Of the additional research methods that are currently being introduced into practice as differential diagnostic rapid tests, it is recommended to determine the level of lactate and the pH of the cerebrospinal fluid. Normally the lactate content is 1.2-2.2 mmol / l, with bacterial meningitis its level is increased 3-10 times or more. Normally, the cerebrospinal fluid has a slightly alkaline reaction, pH 7.35-7.40, with bacterial meningitis, the pH level drops to 7.0-7.1.

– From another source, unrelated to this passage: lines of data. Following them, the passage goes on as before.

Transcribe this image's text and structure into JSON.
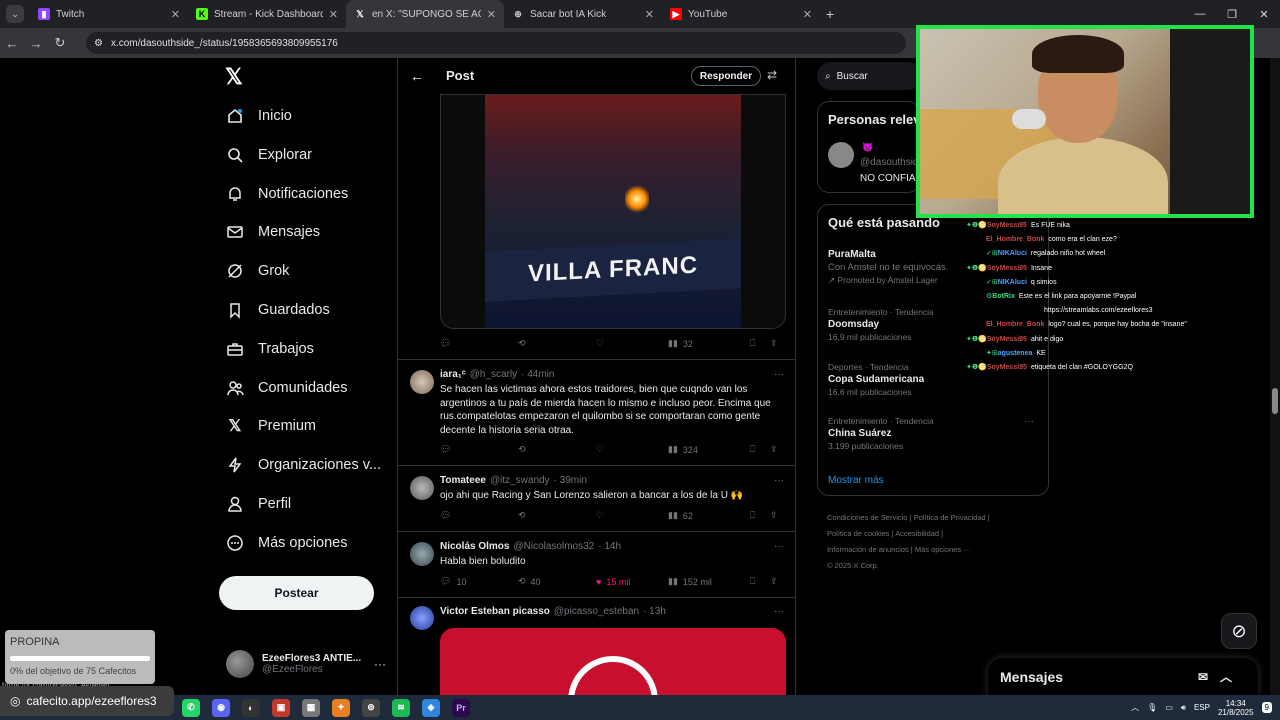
{
  "browser": {
    "tabs": [
      {
        "title": "Twitch",
        "icon": "twitch-icon",
        "color": "#9146ff"
      },
      {
        "title": "Stream - Kick Dashboard",
        "icon": "kick-icon",
        "color": "#53fc18"
      },
      {
        "title": "en X: \"SUPONGO SE ACABÓ",
        "icon": "x-icon",
        "color": "#ffffff"
      },
      {
        "title": "Sacar bot IA Kick",
        "icon": "globe-icon",
        "color": "#cccccc"
      },
      {
        "title": "YouTube",
        "icon": "youtube-icon",
        "color": "#ff0000"
      }
    ],
    "url": "x.com/dasouthside_/status/1958365693809955176"
  },
  "nav": {
    "items": [
      {
        "label": "Inicio",
        "icon": "home-icon"
      },
      {
        "label": "Explorar",
        "icon": "search-icon"
      },
      {
        "label": "Notificaciones",
        "icon": "bell-icon"
      },
      {
        "label": "Mensajes",
        "icon": "mail-icon"
      },
      {
        "label": "Grok",
        "icon": "grok-icon"
      },
      {
        "label": "Guardados",
        "icon": "bookmark-icon"
      },
      {
        "label": "Trabajos",
        "icon": "briefcase-icon"
      },
      {
        "label": "Comunidades",
        "icon": "people-icon"
      },
      {
        "label": "Premium",
        "icon": "x-icon"
      },
      {
        "label": "Organizaciones v...",
        "icon": "lightning-icon"
      },
      {
        "label": "Perfil",
        "icon": "person-icon"
      },
      {
        "label": "Más opciones",
        "icon": "more-circle-icon"
      }
    ],
    "post_button": "Postear",
    "account": {
      "name": "EzeeFlores3 ANTIE...",
      "handle": "@EzeeFlores"
    }
  },
  "main": {
    "title": "Post",
    "reply_button": "Responder",
    "media1": {
      "banner_text": "VILLA FRANC"
    },
    "first_actions": {
      "views": "32"
    },
    "tweets": [
      {
        "user": "iara₁ᶜ",
        "handle": "@h_scarly",
        "time": "· 44min",
        "text": "Se hacen las victimas ahora estos traidores, bien que cuqndo van los argentinos a tu país de mierda hacen lo mismo e incluso peor. Encima que rus.compatelotas empezaron el quilombo si se comportaran como gente decente la historia seria otraa.",
        "replies": "",
        "reposts": "",
        "likes": "",
        "views": "324"
      },
      {
        "user": "Tomateee",
        "handle": "@itz_swandy",
        "time": "· 39min",
        "text": "ojo ahi que Racing y San Lorenzo salieron a bancar a los de la U 🙌",
        "replies": "",
        "reposts": "",
        "likes": "",
        "views": "62"
      },
      {
        "user": "Nicolás Olmos",
        "handle": "@Nicolasolmos32",
        "time": "· 14h",
        "text": "Habla bien boludito",
        "replies": "10",
        "reposts": "40",
        "likes": "15 mil",
        "views": "152 mil"
      },
      {
        "user": "Victor Esteban picasso",
        "handle": "@picasso_esteban",
        "time": "· 13h",
        "text": "",
        "replies": "",
        "reposts": "",
        "likes": "",
        "views": ""
      }
    ]
  },
  "right": {
    "search_placeholder": "Buscar",
    "related": {
      "title": "Personas relevantes",
      "emoji": "😈",
      "handle": "@dasouthside",
      "bio": "NO CONFIAR"
    },
    "trends": {
      "title": "Qué está pasando",
      "items": [
        {
          "category": "",
          "name": "PuraMalta",
          "posts": "Con Amstel no te equivocás.",
          "promo": "Promoted by Amstel Lager"
        },
        {
          "category": "Entretenimiento · Tendencia",
          "name": "Doomsday",
          "posts": "16,9 mil publicaciones"
        },
        {
          "category": "Deportes · Tendencia",
          "name": "Copa Sudamericana",
          "posts": "16,6 mil publicaciones"
        },
        {
          "category": "Entretenimiento · Tendencia",
          "name": "China Suárez",
          "posts": "3.199 publicaciones"
        }
      ],
      "show_more": "Mostrar más"
    },
    "footer": {
      "line1": "Condiciones de Servicio  |  Política de Privacidad  |",
      "line2": "Política de cookies  |  Accesibilidad  |",
      "line3": "Información de anuncios  |  Más opciones ···",
      "line4": "© 2025 X Corp."
    }
  },
  "chat": [
    {
      "badges": "✦❶♋",
      "user": "SoyMessi95",
      "color": "#c84848",
      "msg": "Es FUE nika"
    },
    {
      "badges": "",
      "user": "El_Hombre_Bonk",
      "color": "#c84848",
      "msg": "como era el clan eze?"
    },
    {
      "badges": "✓⊞",
      "user": "NIKAluci",
      "color": "#4fa0ff",
      "msg": "regalado niño hot wheel"
    },
    {
      "badges": "✦❶♋",
      "user": "SoyMessi95",
      "color": "#c84848",
      "msg": "Insane"
    },
    {
      "badges": "✓⊞",
      "user": "NIKAluci",
      "color": "#4fa0ff",
      "msg": "q simios"
    },
    {
      "badges": "⚙",
      "user": "BotRix",
      "color": "#3ddc84",
      "msg": "Este es el link para apoyarme !Paypal"
    },
    {
      "badges": "",
      "user": "",
      "color": "#ffffff",
      "msg": "https://streamlabs.com/ezeeflores3"
    },
    {
      "badges": "",
      "user": "El_Hombre_Bonk",
      "color": "#c84848",
      "msg": "logo? cual es, porque hay bocha de \"insane\""
    },
    {
      "badges": "✦❶♋",
      "user": "SoyMessi95",
      "color": "#c84848",
      "msg": "ahit e digo"
    },
    {
      "badges": "✦⊞",
      "user": "agustenea",
      "color": "#4fa0ff",
      "msg": "KE"
    },
    {
      "badges": "✦❶♋",
      "user": "SoyMessi95",
      "color": "#c84848",
      "msg": "etiqueta del clan #GOLOYGG2Q"
    }
  ],
  "messages_bar": {
    "title": "Mensajes"
  },
  "overlay": {
    "propina_title": "PROPINA",
    "propina_progress": 0,
    "propina_goal": "0% del objetivo de 75 Cafecitos",
    "link": "cafecito.app/ezeeflores3",
    "status_url": "https://x.com/picasso_esteban"
  },
  "taskbar": {
    "lang": "ESP",
    "time": "14:34",
    "date": "21/8/2025",
    "notif": "9"
  }
}
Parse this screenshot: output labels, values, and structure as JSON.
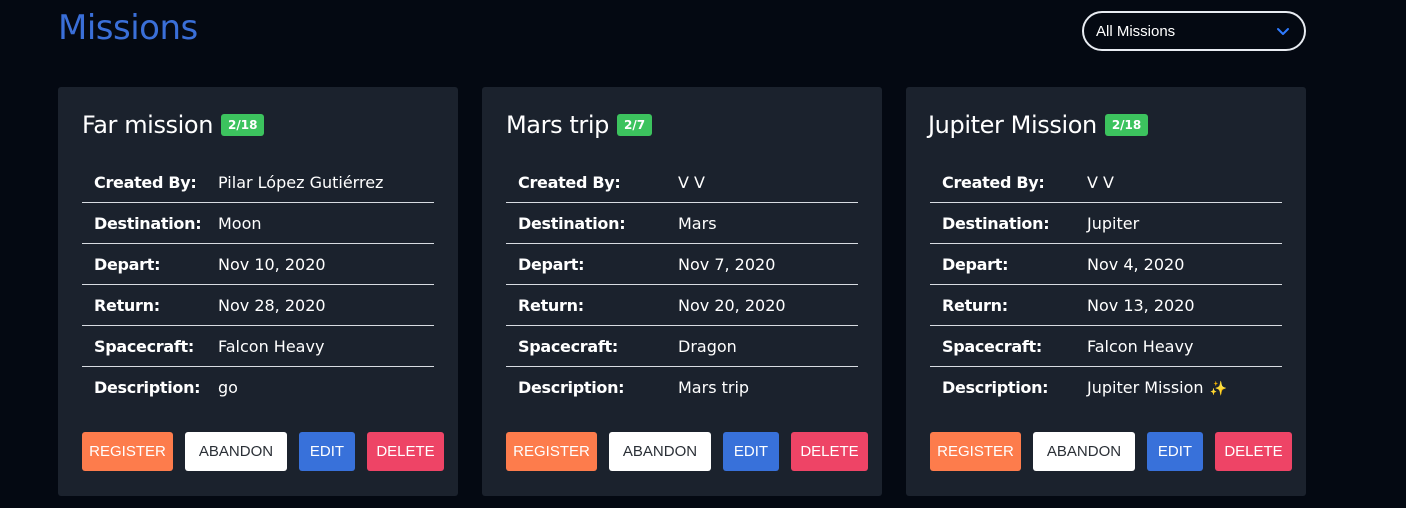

The concentration of glucose decreases as the cerebrospinal fluid circulates from the ventricles of the brain to the lumbar cistern. Normally the ratio between the glucose concentration in the lumbar cistern fluid and in the blood plasma is at least 0.6. It should be remembered, however, that the ratio of the concentration of glucose in the cerebrospinal fluid to the plasma concentration may decrease for some time (about 2 hours) after eating. At a very high level of glucose in the blood (more than 25 mmol / l) there is a complete saturation of the membrane glucose transporters, and therefore its relative concentration in the liquid may be lower than the theoretically expected. The normal level of glucose in the cerebrospinal fluid at an elevated level in the blood can indicate an increased utilization of glucose in the subarachnoid space. Low glucose in the cerebrospinal fluid can be observed with hypoglycemia, but the coefficient of cerebrospinal fluid / plasma remains unchanged. Significantly more often, hypoglycorhychy, ie, a low glucose content in the subshell, arises from a violation of active membrane transport, which is accompanied by a decrease in the cerebrospinal fluid / plasma ratio. This is observed with many inflammatory processes in the membranes of the brain. Thus, acute bacterial, tuberculosis, fungal and carcinomatous meningitis lead to a low level of glucose. A less pronounced decrease in glucose concentration is often noted in sarcoidosis of the meninges, parasitic infections (cysticercosis and trichinosis), and meningitis caused by chemical factors. In viral meningitis (parotitic, herpetic, lymphocytic choriomeningitis), the glucose level decreases slightly and often remains normal. Subarachnoid hemorrhage also causes hypoglycemia, the mechanism of which remains insufficiently clear. Reducing the concentration of glucose in the cerebrospinal fluid may persist for 2-3 weeks after the normalization of cytosis in acute meningitis.